Host-induced gene silencing also shows promise against Fusarium pathogens of dicot food crops. In banana, two F. oxysporum f. sp. cubense (Foc) gene were targeted using HIGS, resulting in decreased pathogenesis (Ghag et al., 2014). Similarly, Dou et al. (2020) reported inhibition of Foc growth and development on transgenic bananas with HIGS constructs that targeted two ergosterol biosynthetic genes. HIGS technology was also used against the tomato wilt pathogen F. oxysporum f. sp. lycopersici. In one study, FOW2 and chsV genes (Bharti et al., 2017), in another study, ornithine decarboxylase (ODC) were targeted (Singh et al., 2020); both studies reported that silencing these genes inhibited fungal growth and increased resistance to the pathogen.

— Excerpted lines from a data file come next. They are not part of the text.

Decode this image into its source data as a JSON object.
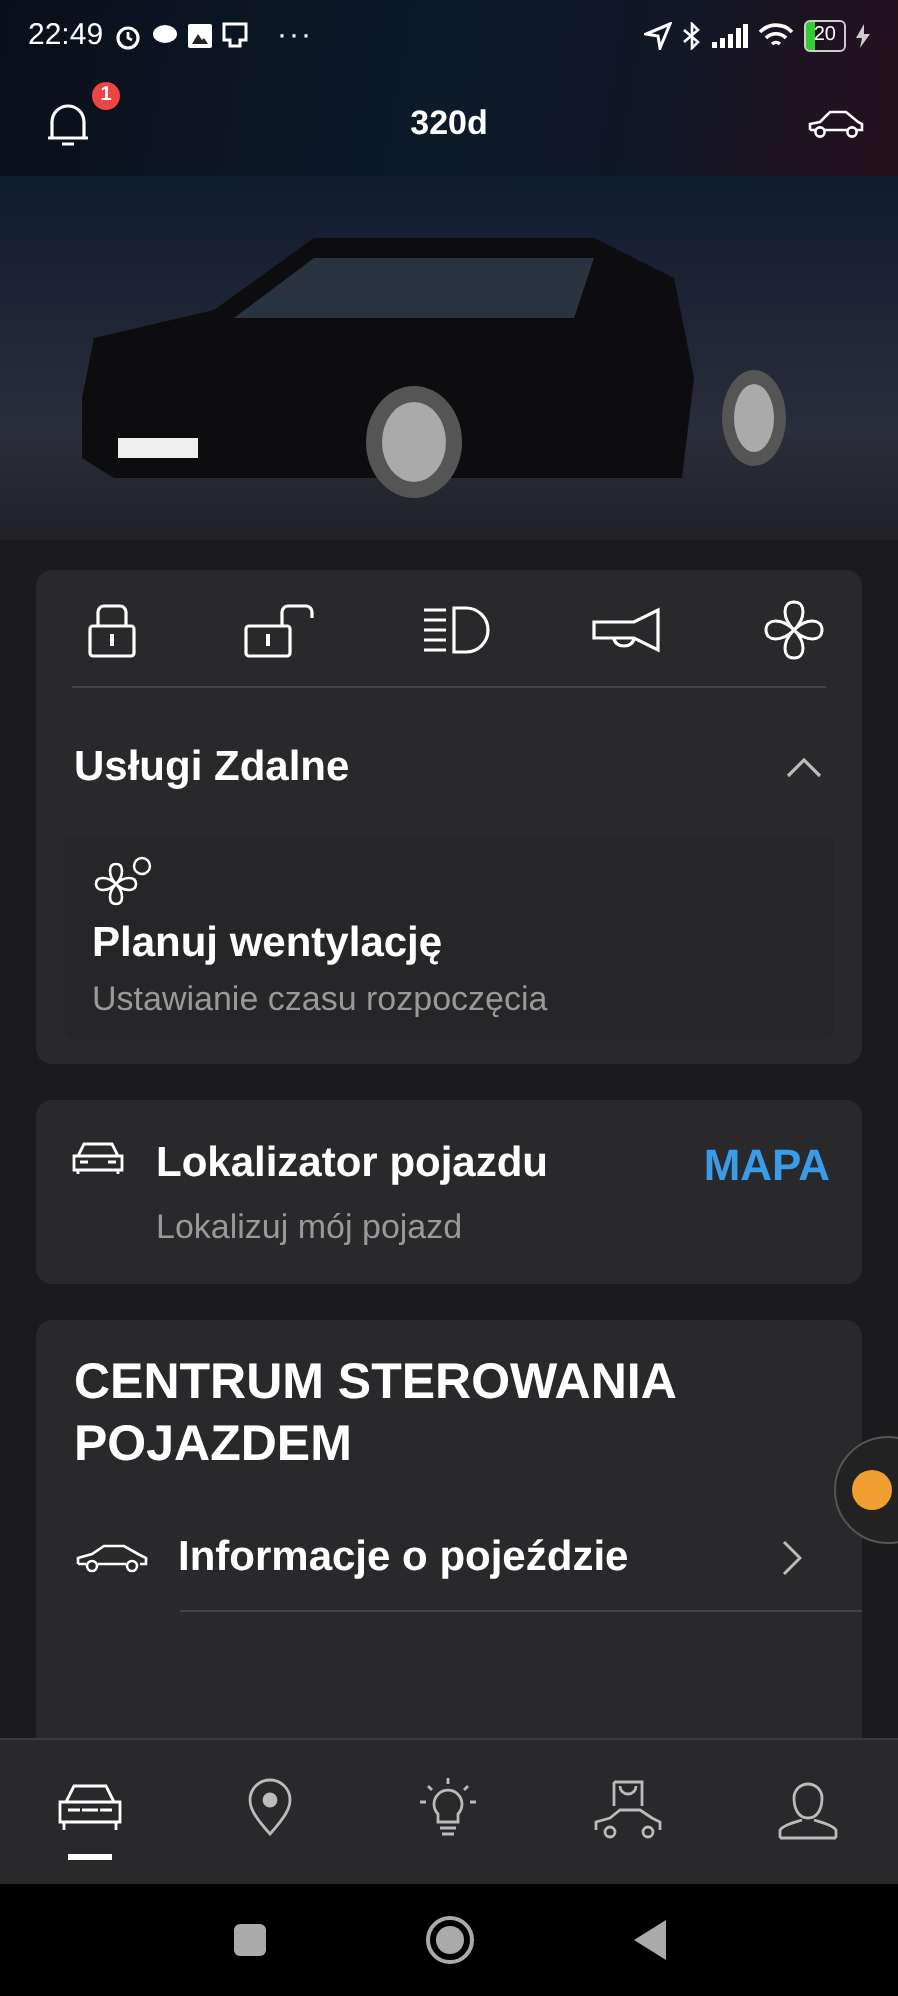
{
  "status_bar": {
    "time": "22:49",
    "more": "···",
    "battery": "20"
  },
  "header": {
    "title": "320d",
    "notification_count": "1"
  },
  "quick_actions": [
    {
      "kind": "lock"
    },
    {
      "kind": "unlock"
    },
    {
      "kind": "light"
    },
    {
      "kind": "horn"
    },
    {
      "kind": "fan"
    }
  ],
  "remote_services": {
    "title": "Usługi Zdalne",
    "expanded": true,
    "items": [
      {
        "title": "Planuj wentylację",
        "subtitle": "Ustawianie czasu rozpoczęcia"
      }
    ]
  },
  "locator": {
    "title": "Lokalizator pojazdu",
    "subtitle": "Lokalizuj mój pojazd",
    "action": "MAPA"
  },
  "control_center": {
    "title": "CENTRUM STEROWANIA POJAZDEM",
    "items": [
      {
        "title": "Informacje o pojeździe"
      }
    ]
  },
  "bottom_nav": [
    {
      "kind": "car",
      "selected": true
    },
    {
      "kind": "pin",
      "selected": false
    },
    {
      "kind": "bulb",
      "selected": false
    },
    {
      "kind": "shop",
      "selected": false
    },
    {
      "kind": "profile",
      "selected": false
    }
  ]
}
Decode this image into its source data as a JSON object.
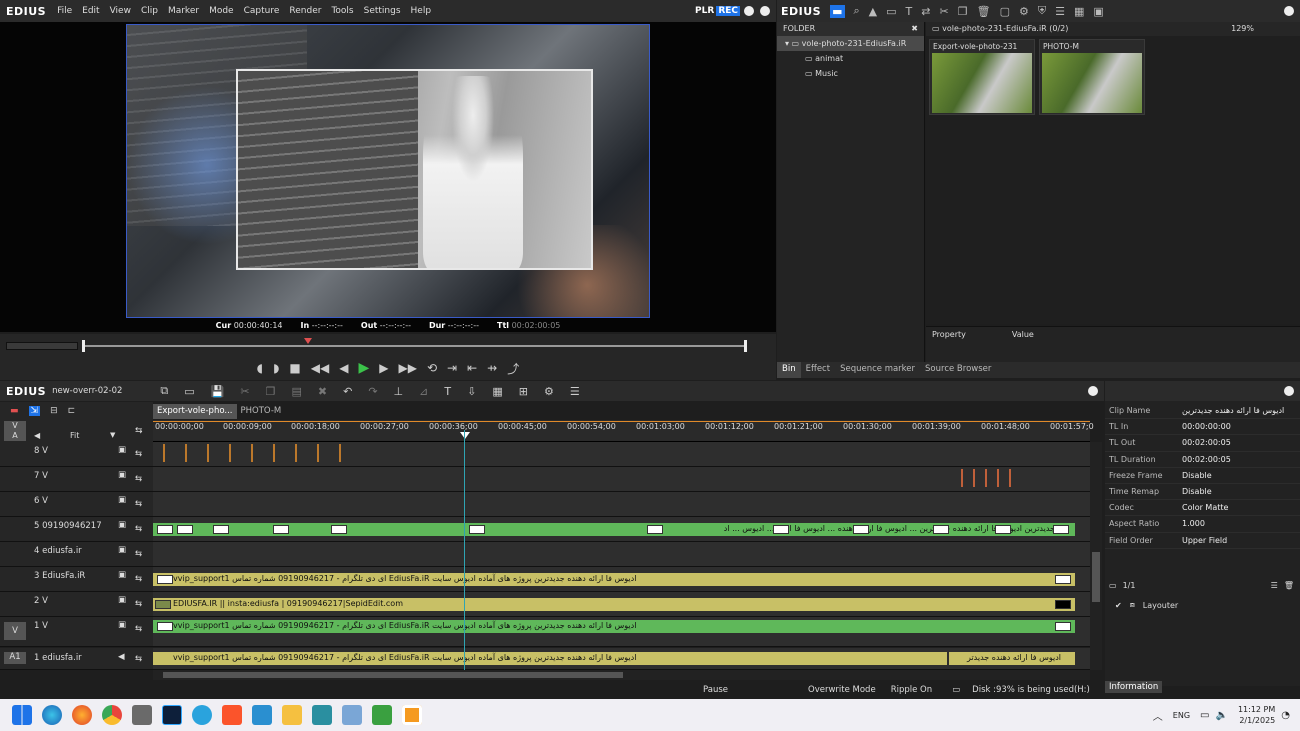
{
  "preview_window": {
    "logo": "EDIUS",
    "menu": [
      "File",
      "Edit",
      "View",
      "Clip",
      "Marker",
      "Mode",
      "Capture",
      "Render",
      "Tools",
      "Settings",
      "Help"
    ],
    "plr": "PLR",
    "rec": "REC",
    "timecodes": {
      "cur_label": "Cur",
      "cur": "00:00:40:14",
      "in_label": "In",
      "in": "--:--:--:--",
      "out_label": "Out",
      "out": "--:--:--:--",
      "dur_label": "Dur",
      "dur": "--:--:--:--",
      "ttl_label": "Ttl",
      "ttl": "00:02:00:05"
    }
  },
  "bin": {
    "logo": "EDIUS",
    "folder_header": "FOLDER",
    "root": "vole-photo-231-EdiusFa.iR",
    "folders": [
      "animat",
      "Music"
    ],
    "path": "vole-photo-231-EdiusFa.iR (0/2)",
    "zoom": "129%",
    "clips": [
      {
        "name": "Export-vole-photo-231"
      },
      {
        "name": "PHOTO-M"
      }
    ],
    "prop_cols": [
      "Property",
      "Value"
    ],
    "tabs": [
      "Bin",
      "Effect",
      "Sequence marker",
      "Source Browser"
    ]
  },
  "timeline": {
    "logo": "EDIUS",
    "project": "new-overr-02-02",
    "seq_tabs": [
      "Export-vole-pho...",
      "PHOTO-M"
    ],
    "fit": "Fit",
    "ruler": [
      "00:00:00;00",
      "00:00:09;00",
      "00:00:18;00",
      "00:00:27;00",
      "00:00:36;00",
      "00:00:45;00",
      "00:00:54;00",
      "00:01:03;00",
      "00:01:12;00",
      "00:01:21;00",
      "00:01:30;00",
      "00:01:39;00",
      "00:01:48;00",
      "00:01:57;0"
    ],
    "tracks": [
      {
        "name": "8 V"
      },
      {
        "name": "7 V"
      },
      {
        "name": "6 V"
      },
      {
        "name": "5 09190946217",
        "clip_text": "جدیدترین  ادیوس فا ارائه دهنده جدیدترین ... ادیوس فا ارائه دهنده ... ادیوس فا ارائه ... ادیوس ... اد"
      },
      {
        "name": "4 ediusfa.ir"
      },
      {
        "name": "3 EdiusFa.iR",
        "clip_text": "ادیوس فا ارائه دهنده جدیدترین پروژه های آماده ادیوس سایت EdiusFa.iR  ای دی تلگرام - 09190946217 شماره تماس  vvip_support1"
      },
      {
        "name": "2 V",
        "clip_text": "EDIUSFA.IR || insta:ediusfa |  09190946217|SepidEdit.com"
      },
      {
        "name": "1 V",
        "clip_text": "ادیوس فا ارائه دهنده جدیدترین پروژه های آماده ادیوس سایت EdiusFa.iR  ای دی تلگرام - 09190946217 شماره تماس  vvip_support1"
      },
      {
        "name": "1 ediusfa.ir",
        "clip_text": "ادیوس فا ارائه دهنده جدیدترین پروژه های آماده ادیوس سایت EdiusFa.iR  ای دی تلگرام - 09190946217 شماره تماس  vvip_support1",
        "clip_text2": "ادیوس فا ارائه دهنده جدیدتر"
      }
    ],
    "track_labels": {
      "v": "V",
      "a": "A",
      "a1": "A1"
    }
  },
  "info": {
    "rows": [
      {
        "k": "Clip Name",
        "v": "ادیوس فا ارائه دهنده جدیدترین"
      },
      {
        "k": "TL In",
        "v": "00:00:00:00"
      },
      {
        "k": "TL Out",
        "v": "00:02:00:05"
      },
      {
        "k": "TL Duration",
        "v": "00:02:00:05"
      },
      {
        "k": "Freeze Frame",
        "v": "Disable"
      },
      {
        "k": "Time Remap",
        "v": "Disable"
      },
      {
        "k": "Codec",
        "v": "Color Matte"
      },
      {
        "k": "Aspect Ratio",
        "v": "1.000"
      },
      {
        "k": "Field Order",
        "v": "Upper Field"
      }
    ],
    "page": "1/1",
    "layouter": "Layouter",
    "tab": "Information"
  },
  "status": {
    "pause": "Pause",
    "overwrite": "Overwrite Mode",
    "ripple": "Ripple On",
    "disk": "Disk :93% is being used(H:)"
  },
  "taskbar": {
    "lang": "ENG",
    "time": "11:12 PM",
    "date": "2/1/2025"
  },
  "colors": {
    "green_clip": "#5fb85a",
    "yellow_clip": "#c8c066",
    "rec_blue": "#1e73e8",
    "playhead": "#2fa4b3"
  }
}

Mahto et al. (2020) HIGS against the Colletotrichum gloeosporioides COM1 (CgCOM1) gene, which is involved in fungal conidial and appressorium formation, inhibits the development of the appressorial/infection apparatus of the pathogenic fungi in chilly and tomato fruits and results in the prevention of manifestation of anthracnose disease in the plant.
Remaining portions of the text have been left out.